Ele queria me beijar. E seria um dia perfeito para isso. Um daqueles em que o ar é agradável, o sorriso sincero e lá fora chuvoso. Há algumas semanas eu o visitava no trabalho e batíamos um papo legal sobre sexo, passado e estudos. Com o tempo tudo foi fluindo para amores, futuro e livros. E ríamos, e brigávamos. E me encantava com seu charme, seu sorriso rasgado e a pele branca. Sempre tive queda por peles brancas. Deve ser culpa dos opostos.
Não, eu não tentava seduzir ou até mesmo conquistá-lo. Talvez a idéia tenha se passado por minha cabeça duas ou três vezes, nada sério e nunca posto em prática. Eu precisava de um amigo. Um desses que veem filmes e pipocas, choram no ombro do outro, fazem inglês, tudo juntos. E apesar de querer que fosse ele, ainda as idéias afloravam. Idéias que envolviam beijos, toques, com sabor de sorvete de morango.
E por isso ou talvez não, continuava indo vê-lo, naquela salinha gelada com treze graus. Censurando-me as vezes por desejar aquecer minha mão em seus cabelos pretos, e o coração perto de seu peito largo e levemente definido em uma blusa branca.
Já havia me acostumado a contar as coisas não tão interessantes da minha vida a ele, e dos meus romances, que eram e ainda são como montanha russa: altos e baixíssimos.
Subi as escadas naquele dia, sem ninguém. Meu ficante-meio-sério tinha entrado para uma seita religiosa sem sexo e estava querendo virar santo (pelo menos era a desculpa que eu rinha dado para mim) e me largado sem dó, coisa que um santo não faria.
Pedi para ele sair da sala para conversarmos melhor. Ele saiu, e eu o abracei. O desgraçado acabou comigo. E como você ta? Ta chorando? Não. Ei, olhe para mim.
Mas eu não queria olhar, eu não sentia mais tristeza. Sentir seu corpo perto do meu me desconcentrou. Era tão aconchegante, cheirava tão bem. Apoiei meu rosto em seu ombro e desejei permanecer ali para sempre. Dá para ficar quieto e me abraçar? Estava claro que aproveitava do seu calor irresistível. Mas ele não se importou, esperou apenas.

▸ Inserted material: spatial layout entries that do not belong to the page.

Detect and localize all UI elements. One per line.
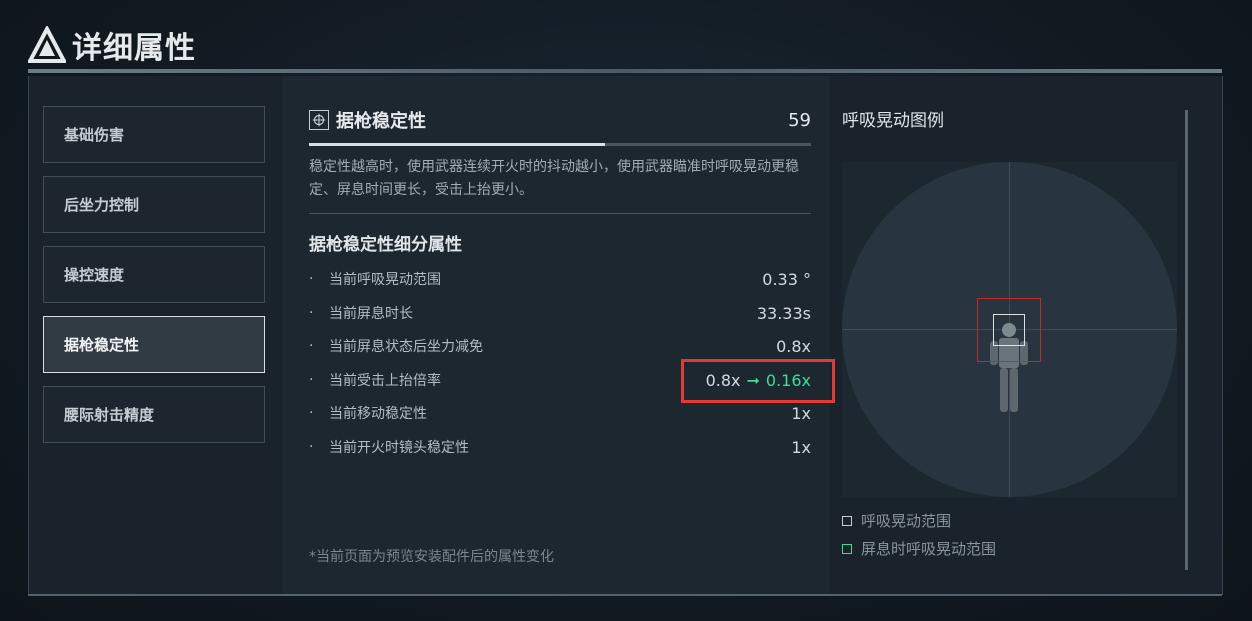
stat-name: 据枪稳定性 <box>336 111 426 132</box>
legend-scrollbar[interactable] <box>1185 110 1188 570</box>
legend-title: 呼吸晃动图例 <box>842 111 944 131</box>
breakdown-label: 当前屏息时长 <box>329 306 413 322</box>
breakdown-label: 当前屏息状态后坐力减免 <box>329 339 483 355</box>
sidebar-item-label: 腰际射击精度 <box>64 406 155 424</box>
page-header: 详细属性 <box>28 22 196 68</box>
stat-header: 据枪稳定性 59 <box>309 106 811 134</box>
breath-hold-sway-box <box>993 314 1025 346</box>
breakdown-row: · 当前开火时镜头稳定性 1x <box>309 435 811 459</box>
stat-progress-fill <box>309 143 606 146</box>
sidebar-item-base-damage[interactable]: 基础伤害 <box>43 106 265 163</box>
breakdown-value: 0.8x <box>776 336 811 356</box>
breakdown-value: 1x <box>791 403 811 423</box>
legend-item-hold-breath-sway: 屏息时呼吸晃动范围 <box>842 538 996 559</box>
breakdown-title: 据枪稳定性细分属性 <box>309 235 462 255</box>
bullet: · <box>309 405 314 421</box>
page-title: 详细属性 <box>72 31 196 66</box>
legend-square-icon <box>842 515 852 526</box>
legend-square-icon <box>842 543 852 554</box>
sidebar-item-label: 基础伤害 <box>64 126 125 144</box>
panel-bottom-divider <box>28 594 1222 596</box>
breakdown-value: 33.33s <box>756 303 811 323</box>
stat-value: 59 <box>788 109 811 131</box>
breakdown-label: 当前呼吸晃动范围 <box>329 272 441 288</box>
breakdown-label: 当前移动稳定性 <box>329 406 427 422</box>
bullet: · <box>309 372 314 388</box>
breakdown-label: 当前开火时镜头稳定性 <box>329 440 469 456</box>
legend-label: 呼吸晃动范围 <box>861 512 952 530</box>
bullet: · <box>309 271 314 287</box>
section-divider <box>309 213 811 214</box>
bullet: · <box>309 305 314 321</box>
breakdown-row: · 当前呼吸晃动范围 0.33 ° <box>309 267 811 291</box>
breakdown-row: · 当前屏息时长 33.33s <box>309 301 811 325</box>
stat-description: 稳定性越高时，使用武器连续开火时的抖动越小，使用武器瞄准时呼吸晃动更稳定、屏息时… <box>309 159 799 198</box>
legend-item-sway-range: 呼吸晃动范围 <box>842 510 951 531</box>
sidebar-item-recoil-control[interactable]: 后坐力控制 <box>43 176 265 233</box>
breakdown-value: 1x <box>791 437 811 457</box>
sidebar-item-label: 后坐力控制 <box>64 196 140 214</box>
preview-note: *当前页面为预览安装配件后的属性变化 <box>309 549 554 565</box>
crosshair-icon <box>309 110 329 130</box>
sidebar-item-handling-speed[interactable]: 操控速度 <box>43 246 265 303</box>
sidebar-item-label: 操控速度 <box>64 266 125 284</box>
sidebar-item-aim-stability[interactable]: 据枪稳定性 <box>43 316 265 373</box>
header-divider <box>28 69 1222 73</box>
bullet: · <box>309 338 314 354</box>
breakdown-row: · 当前移动稳定性 1x <box>309 401 811 425</box>
bullet: · <box>309 439 314 455</box>
sidebar-item-label: 据枪稳定性 <box>64 336 140 354</box>
highlight-box <box>681 359 835 403</box>
breakdown-row: · 当前屏息状态后坐力减免 0.8x <box>309 334 811 358</box>
breakdown-label: 当前受击上抬倍率 <box>329 373 441 389</box>
game-logo-icon <box>28 26 66 63</box>
stat-progress-bar <box>309 143 811 146</box>
breakdown-value: 0.33 ° <box>762 269 811 289</box>
sidebar-item-hipfire-accuracy[interactable]: 腰际射击精度 <box>43 386 265 443</box>
legend-label: 屏息时呼吸晃动范围 <box>861 540 997 558</box>
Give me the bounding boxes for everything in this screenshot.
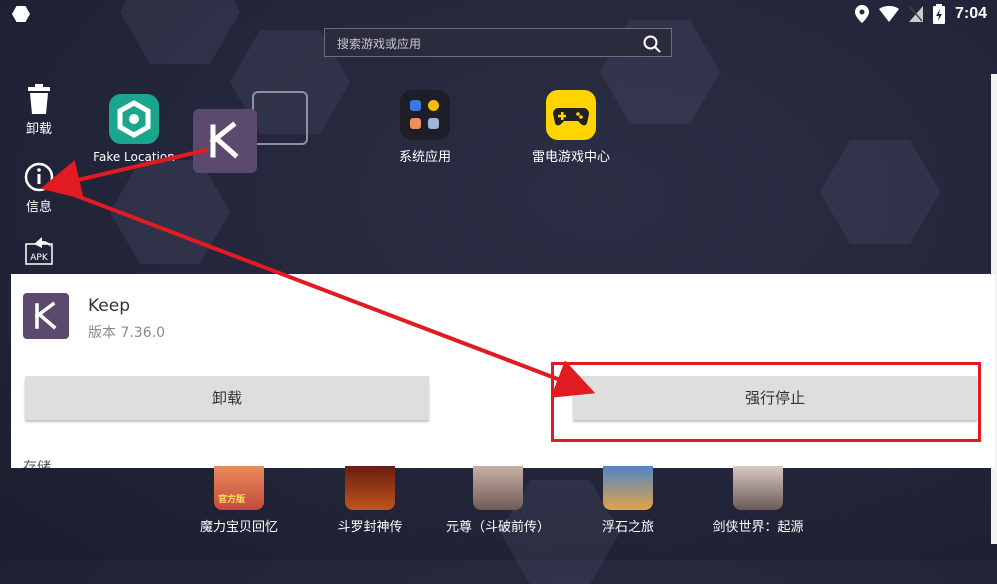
keep-drag-icon[interactable] [193, 109, 257, 173]
status-bar: 7:04 [0, 0, 997, 28]
game-yuanzun[interactable]: 元尊（斗破前传） [440, 466, 556, 535]
location-icon [854, 5, 869, 23]
app-label: Fake Location [93, 150, 175, 164]
game-jianxia[interactable]: 剑侠世界：起源 [706, 466, 810, 535]
app-system-apps[interactable]: 系统应用 [390, 90, 460, 165]
search-icon[interactable] [643, 35, 661, 53]
clock: 7:04 [954, 5, 987, 22]
game-label: 剑侠世界：起源 [712, 520, 804, 535]
sidebar-item-label: 卸载 [25, 122, 52, 137]
game-label: 魔力宝贝回忆 [199, 520, 278, 535]
app-label: 雷电游戏中心 [531, 150, 610, 165]
game-fushi[interactable]: 浮石之旅 [590, 466, 666, 535]
app-version: 版本 7.36.0 [88, 325, 165, 341]
fake-location-icon [109, 94, 159, 144]
apk-share-icon: APK [25, 237, 53, 265]
app-game-center[interactable]: 雷电游戏中心 [525, 90, 617, 165]
game-icon [603, 466, 653, 510]
wifi-icon [878, 6, 899, 22]
search-input[interactable] [335, 33, 629, 55]
game-label: 元尊（斗破前传） [445, 520, 550, 535]
storage-section-label: 存储 [23, 460, 51, 468]
no-sim-icon [908, 6, 923, 22]
sidebar-item-info[interactable]: 信息 [14, 162, 64, 215]
trash-icon [28, 84, 50, 114]
sidebar-item-label: APK [30, 253, 49, 263]
game-badge: 官方版 [218, 495, 246, 505]
game-icon [345, 466, 395, 510]
game-douluo[interactable]: 斗罗封神传 [328, 466, 412, 535]
game-icon [733, 466, 783, 510]
game-label: 浮石之旅 [601, 520, 654, 535]
keep-app-icon [23, 293, 69, 339]
app-fake-location[interactable]: Fake Location [92, 94, 176, 165]
sidebar-item-apk[interactable]: APK [14, 236, 64, 270]
game-label: 斗罗封神传 [337, 520, 403, 535]
home-hex-icon[interactable] [12, 6, 30, 22]
system-apps-folder-icon [400, 90, 450, 140]
game-icon: 官方版 [214, 466, 264, 510]
info-icon [24, 162, 54, 192]
bg-hexagon [110, 160, 230, 264]
game-moli[interactable]: 官方版 魔力宝贝回忆 [194, 466, 284, 535]
sidebar-item-uninstall[interactable]: 卸载 [14, 84, 64, 137]
game-icon [473, 466, 523, 510]
drag-drop-target [252, 91, 308, 145]
app-name: Keep [88, 296, 131, 316]
battery-charging-icon [932, 4, 945, 24]
bg-hexagon [820, 140, 940, 244]
force-stop-highlight-box [551, 362, 981, 442]
search-box[interactable] [324, 28, 672, 57]
app-label: 系统应用 [398, 150, 451, 165]
uninstall-button[interactable]: 卸载 [25, 376, 429, 420]
game-center-icon [546, 90, 596, 140]
sidebar-item-label: 信息 [25, 200, 52, 215]
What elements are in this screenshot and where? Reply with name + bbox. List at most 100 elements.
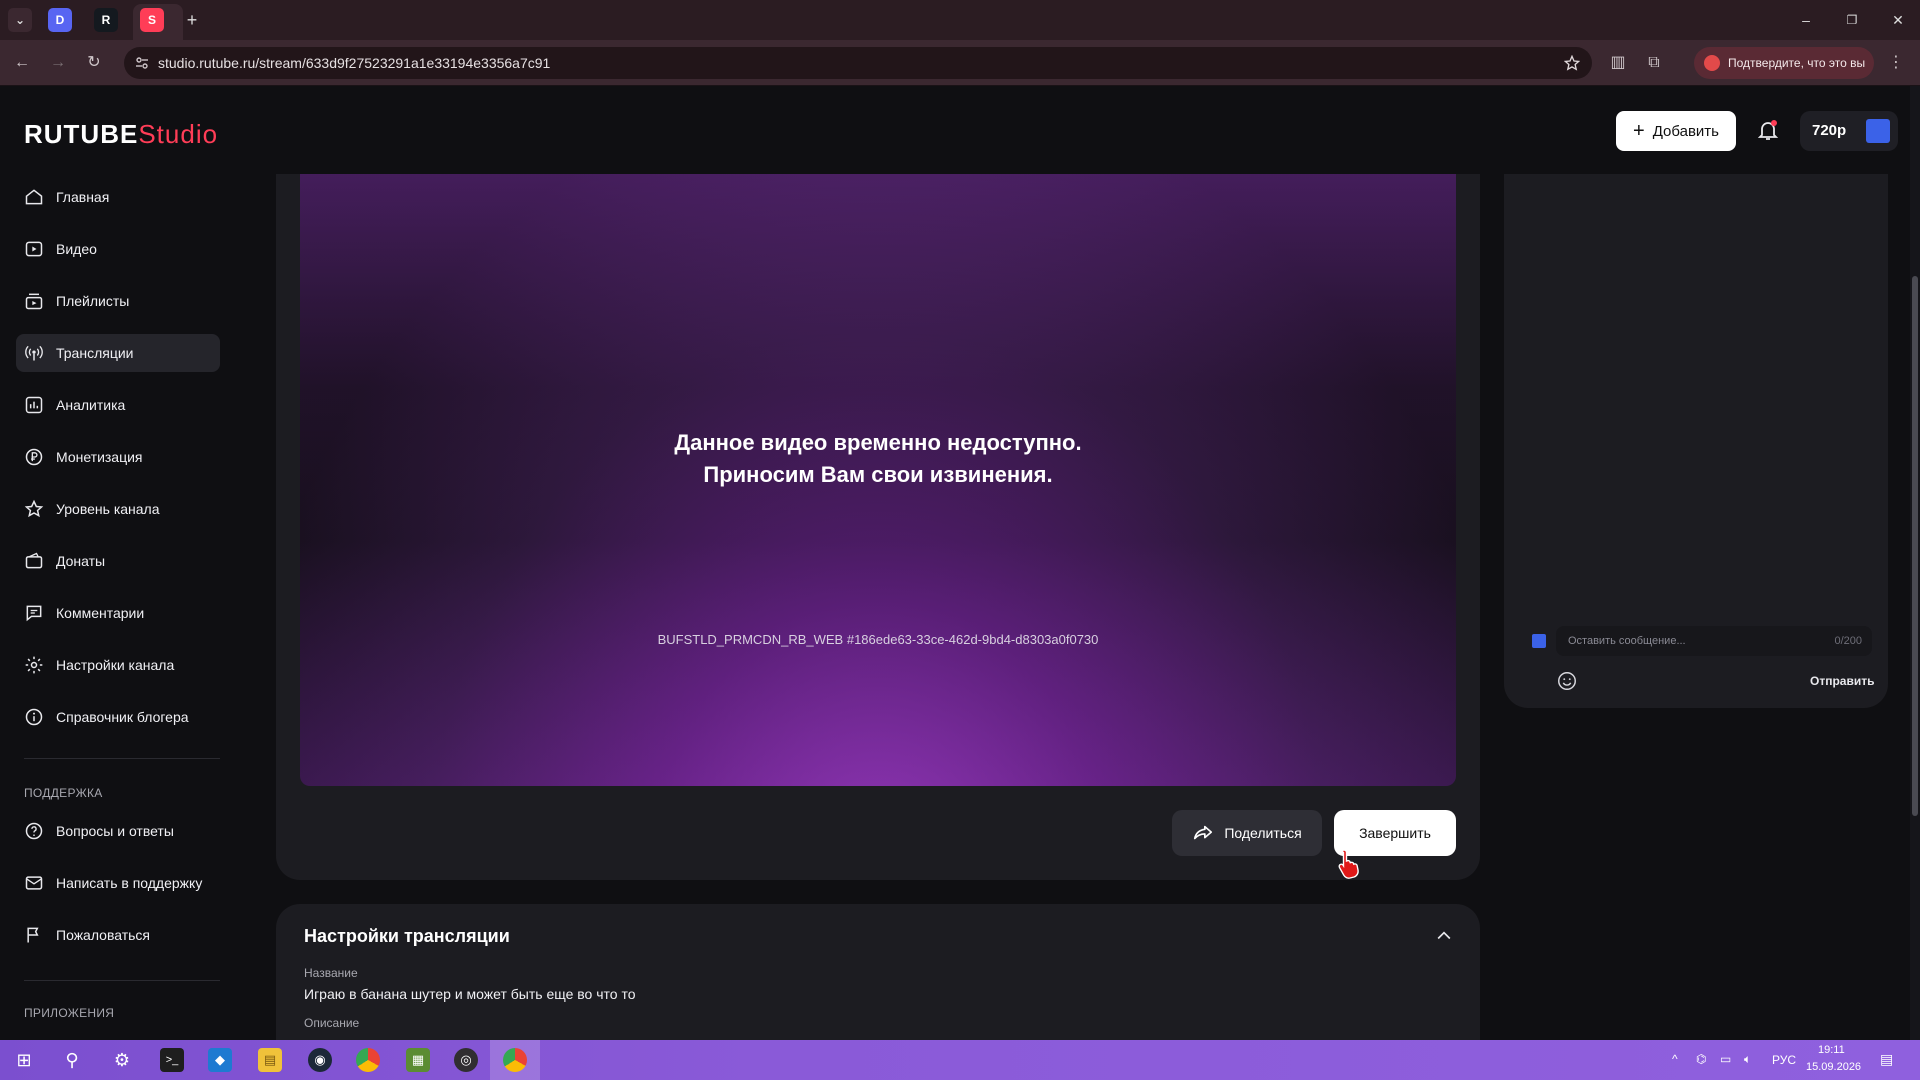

Eu podia te fazer uma visita um dia desses. É, talvez. Meu flerte era visível, assim como seu sorriso. Por um breve momento fiquei perto da parede, sua mão na minha cintura. Cinco segundos suspensos no ar. Ele queria me beijar. Ao contrário, se afastou, saindo do momento. Preciso voltar para o trabalho. Tudo bem. Quis pará-lo, segurar seu rosto, dedilhar sua pele macia. Apenas aceitei a verdade, seriamos amigos. E os cinco segundos, o sorvete, o filme e o ombro, nunca mais. C
Um comentário:
O preço que se paga por alimentar as coisas num ponto que não tem como reparar, é amargo. Tentar o improvável ou ser frio e encarar a realidade? Dúvida amarga também.